How about some photos?

....any ideas for a finish for an eating surface .... Yah, glass. :laughing: Maybe an oil so it can be "replenished" easily ?

Did I say "free mortise?" I meant to say free tenon, although I have made a free mortise using 3 boards, not 2. Just stagger the center board down for the mortise and leave a gap for the tenon. Like these:









 

From here:
http://www.woodworkingtalk.com/f2/mission-headboard-build-37911/


----------



## GeorgeC (Jul 30, 2008)

Are the top and legs the only items of which the table will consist? No skirt? Or other type of bracing or decorative wood? This can make a difference when deciding how to fasten the legs.

George


----------



## farmall (Jan 8, 2012)

oops woodnthings. I guess I made up the mortise part. You said tenon. I will try to get some pics today. George, I will have a skirt/apron connecting the legs. It is currently 5" tall, 1.5" thick, ((2) 3/4 inch thick boards glued together), and will be located at about 5" from the perimeter of the tabletop. I am a floor finisher by trade and am considering using a 2 part waterbased finish that I use a lot of. It is called Bona Traffic. I am really getting excited about getting this finished up! This 480 board feet of lumber has been in my shop for over 2.5 years. It looks like I need to plan more projects. This table didn't make much of a dent in it.

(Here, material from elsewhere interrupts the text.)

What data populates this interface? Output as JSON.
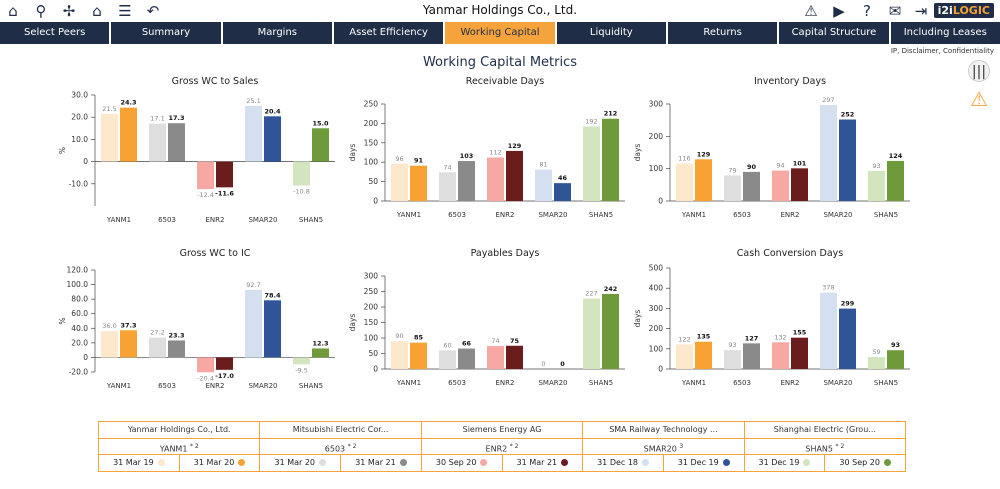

Thanks so much for all the help.


----------



## farmall (Jan 8, 2012)

I am going to try a few pics. (never done this before)...Ok...I guess I cant figure out how. Can anyone help?


----------



## farmall (Jan 8, 2012)

This is he message I got. I hate that I am "challeneged". Does this mean anything to anyone?

Your submission could not be processed because a security token was missing.

If this occurred unexpectedly, please inform the administrator and describe the action you performed before you received this error.


----------



## Noek (Jan 26, 2013)

I had something similar, mailed the admin, and it's fixed


----------